Types of Compensations

We have learnt about what compensation and its importance is. However, when it comes to an organization, be it private or public, compensations are further divided into the following −

Direct Compensation

It is naturally made up of salary payments and health benefits. The creation of salary ranges and pay scales for different positions within an organization are the central responsibility of compensation management staff.

Direct compensation that is in line with the industry standards facilitates employees with the assurance that they are getting paid fairly. This helps the employer not to worry about the costly loss of trained staff to a competitor.

Indirect Compensation

It focuses on the personal encouragements of each individual to work. Although salary is essential, people are most productive in jobs where they share the company’s values and priorities.

These benefits can include things like free staff development courses, subsidized day care, the chances for promotion or transfer within the company, public recognition, the ability to effect change or bring some changes in the workplace, and service to others.

These are the two types of compensation that need to be managed and have its own contribution in the development of the organization. Moving forward, we will see the different components of compensation.

Components of Compensation

Compensation as a whole is made up of different components that work as an aid for an employee after retirement or in case of some accident or injury. Now we shall see the key elements or components that make compensation.

Wages and Salary

Wages mark hourly rates of pay, and salary marks the monthly rate of pay of an employee. It is irrelevant of the number of hours put in by an employee working in the firm. These are subject to annual increase.

Allowances

Allowances can be defined as the amount of something that is allowed, especially within a set of rules and regulations or for a specified purpose. Various allowances are paid in addition to basic pay.

Some of these allowances are as follows −

  • Dearness Allowance − This allowance is given to protect real income of an employee against price rise. Dearness allowance (DA) is paid as a percentage of basic pay.
  • House Rent Allowance − Companies who do not provide living accommodation to their employees pay house rent allowance (HRA) to employees. This allowance is calculated as a percentage of salary.
  • City Compensatory Allowance − This allowance is paid basically to employees in metros and other big cities where cost of living is comparatively more. City compensatory allowance (CCA) is normally a fixed amount per month, like 30 per cent of basic pay in case of government employees.
  • Transport Allowance/Conveyance Allowance − Some companies pay transport allowance (TA) that accommodates travel from the employee’s house to the office. A fixed amount is paid every month to cover a part of traveling expenses.

Incentives and Performance Based Pay

Incentive compensation is performance-related remuneration paid with a view to encourage employees to work hard and do better.

Both individual incentives and group incentives are applicable in most cases.
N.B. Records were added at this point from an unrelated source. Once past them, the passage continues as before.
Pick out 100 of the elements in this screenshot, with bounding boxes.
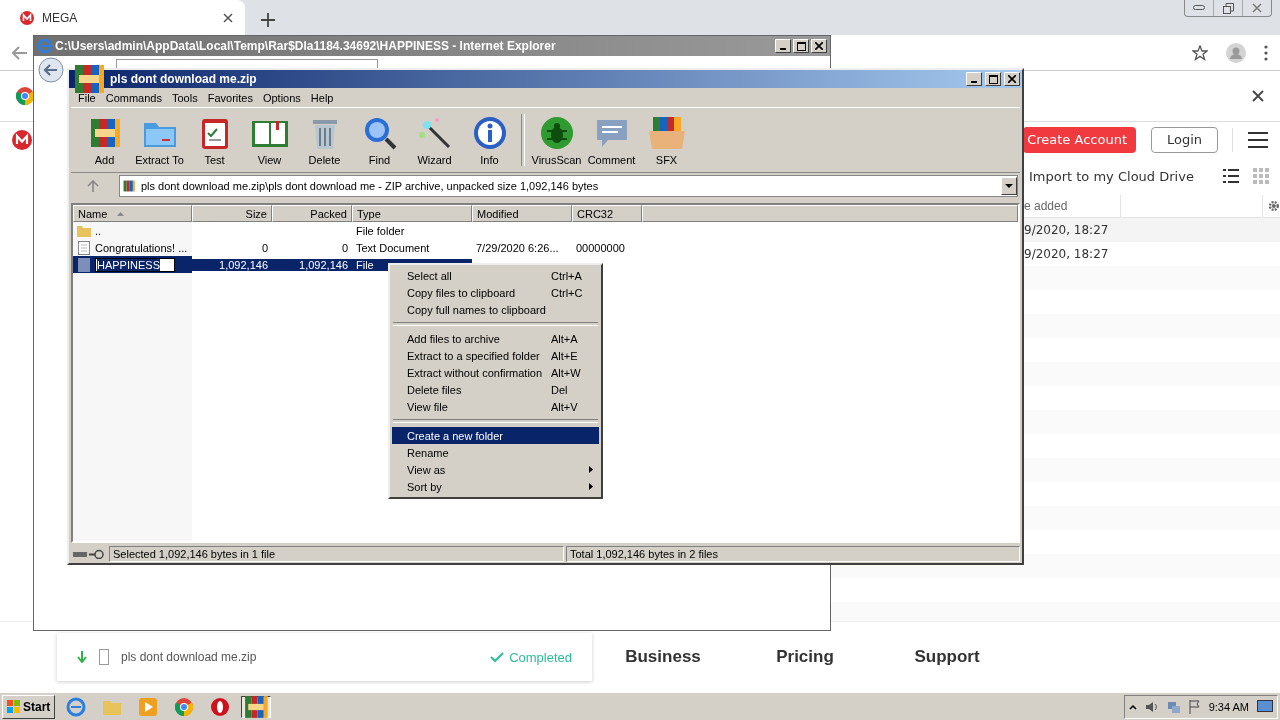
close-icon	[1252, 3, 1262, 13]
toolbar-button[interactable]: Delete	[297, 110, 352, 170]
column-header[interactable]: Modified	[472, 205, 572, 222]
import-label[interactable]: Import to my Cloud Drive	[1029, 168, 1209, 184]
window-title: pls dont download me.zip	[110, 72, 258, 86]
restore-icon	[1222, 2, 1234, 14]
box-icon	[646, 114, 687, 151]
column-header[interactable]: CRC32	[572, 205, 642, 222]
menu-item[interactable]: Sort by	[392, 478, 599, 495]
modified-cell: 7/29/2020 6:26...	[476, 241, 559, 254]
bug-icon	[538, 114, 575, 151]
start-button[interactable]: Start	[2, 694, 56, 719]
login-button[interactable]: Login	[1151, 126, 1218, 153]
menu-item[interactable]: Help	[305, 91, 339, 104]
menu-item[interactable]: Extract to a specified folder Alt+E	[392, 347, 599, 364]
path-field[interactable]: pls dont download me.zip\pls dont download me - ZIP archive, unpacked size 1,092,146 bytes	[119, 175, 1018, 197]
menu-item[interactable]: Extract without confirmation Alt+W	[392, 364, 599, 381]
windows-flag-icon	[7, 699, 21, 714]
create-account-button[interactable]: Create Account	[1023, 126, 1136, 153]
rename-field[interactable]: HAPPINESS	[95, 257, 175, 272]
date-cell: 9/2020, 18:27	[1024, 247, 1109, 261]
menu-item[interactable]: Commands	[100, 91, 167, 104]
settings-icon[interactable]	[1268, 200, 1280, 212]
menu-item[interactable]: Select all Ctrl+A	[392, 267, 599, 284]
ring-icon	[211, 697, 230, 716]
toolbar-button[interactable]: Comment	[584, 110, 639, 170]
download-item[interactable]: pls dont download me.zip Completed	[57, 633, 592, 681]
play-icon	[139, 697, 158, 716]
menu-item[interactable]: Copy files to clipboard Ctrl+C	[392, 284, 599, 301]
toolbar-button[interactable]: Find	[352, 110, 407, 170]
type-cell: File folder	[356, 224, 405, 237]
speaker-icon[interactable]	[1144, 700, 1159, 713]
menu-item[interactable]: View file Alt+V	[392, 398, 599, 415]
books-icon	[122, 179, 136, 193]
minimize-button[interactable]	[966, 72, 982, 86]
menu-item[interactable]: Copy full names to clipboard	[392, 301, 599, 318]
nav-link[interactable]: Pricing	[734, 647, 876, 667]
toolbar-button[interactable]: View	[242, 110, 297, 170]
window-title: C:\Users\admin\AppData\Local\Temp\Rar$DIa1184.34692\HAPPINESS - Internet Explorer	[55, 39, 557, 53]
maximize-button[interactable]	[793, 39, 809, 53]
toolbar-button[interactable]: Wizard	[407, 110, 462, 170]
column-header[interactable]: e added	[1024, 199, 1068, 213]
list-view-icon[interactable]	[1223, 169, 1239, 183]
maximize-icon	[988, 74, 998, 84]
menu-item[interactable]: Delete files Del	[392, 381, 599, 398]
menu-item[interactable]: Favorites	[202, 91, 258, 104]
clock[interactable]: 9:34 AM	[1208, 700, 1249, 713]
star-icon[interactable]	[1192, 44, 1208, 61]
menu-item[interactable]: View as	[392, 461, 599, 478]
toolbar-button[interactable]: Extract To	[132, 110, 187, 170]
new-tab-icon[interactable]	[261, 13, 275, 27]
flag-icon[interactable]	[1188, 699, 1201, 714]
taskbar-app[interactable]	[241, 695, 272, 718]
column-header[interactable]: Size	[192, 205, 272, 222]
column-header[interactable]: Name	[73, 205, 192, 222]
caret-icon	[1005, 184, 1013, 188]
maximize-button[interactable]	[985, 72, 1001, 86]
toolbar-button[interactable]: VirusScan	[529, 110, 584, 170]
browser-e-icon	[37, 38, 53, 54]
menu-icon[interactable]	[1248, 131, 1268, 148]
menu-item[interactable]: Options	[257, 91, 306, 104]
menu-item[interactable]: File	[73, 91, 101, 104]
crc-cell: 00000000	[576, 241, 625, 254]
packed-cell: 0	[341, 241, 348, 254]
file-name[interactable]: ..	[95, 224, 102, 237]
toolbar-button[interactable]: Test	[187, 110, 242, 170]
menu-item[interactable]: Add files to archive Alt+A	[392, 330, 599, 347]
packed-cell: 1,092,146	[299, 258, 348, 271]
m-logo-icon	[20, 10, 34, 25]
menu-item[interactable]: Tools	[167, 91, 203, 104]
browser-e-icon	[66, 696, 87, 717]
browser-tab[interactable]: MEGA	[0, 0, 245, 35]
dropdown-button[interactable]	[1001, 177, 1017, 195]
folder-icon	[77, 224, 91, 237]
document-icon	[77, 240, 91, 255]
download-arrow-icon	[77, 651, 87, 663]
close-icon[interactable]	[223, 12, 233, 23]
menu-item[interactable]: Rename	[392, 444, 599, 461]
chevron-up-icon[interactable]	[1128, 703, 1137, 710]
avatar-icon[interactable]	[1226, 42, 1246, 63]
more-icon[interactable]	[1264, 44, 1268, 61]
date-cell: 9/2020, 18:27	[1024, 223, 1109, 237]
menu-item[interactable]: Create a new folder	[392, 427, 599, 444]
m-logo-icon[interactable]	[12, 129, 32, 150]
minimize-button[interactable]	[775, 39, 791, 53]
back-arrow-icon[interactable]	[12, 45, 28, 60]
info-icon	[471, 114, 508, 151]
toolbar-button[interactable]: SFX	[639, 110, 694, 170]
maximize-icon	[796, 41, 806, 51]
status-text: Selected 1,092,146 bytes in 1 file	[109, 546, 564, 562]
column-header[interactable]: Packed	[272, 205, 352, 222]
column-header[interactable]: Type	[352, 205, 472, 222]
nav-link[interactable]: Business	[592, 647, 734, 667]
show-desktop-icon[interactable]	[1257, 699, 1273, 714]
nav-link[interactable]: Support	[876, 647, 1018, 667]
toolbar-button[interactable]: Add	[77, 110, 132, 170]
file-name[interactable]: Congratulations! ...	[95, 241, 188, 254]
close-icon[interactable]	[1252, 90, 1264, 102]
toolbar-button[interactable]: Info	[462, 110, 517, 170]
chrome-icon	[175, 697, 194, 716]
Bonus, gain-sharing, commissions on sales are some examples of incentive compensation.

Fringe Benefits/Perquisites

Fringe benefits include employee benefits like medical care, hospitalization, accident relief, health and group insurance, canteen, uniform, recreation and the likes.

In recent years, a great deal of attention has been directed to the development of compensation systems that go beyond just money. We can say that all the components of compensation management play a very important role in the life of an employee.

In particular, there has been a marked increase in the use of pay-for-performance (PrP) for management and professional employees, especially for executive management and senior managers. Compensation is a primary motivation for most employees.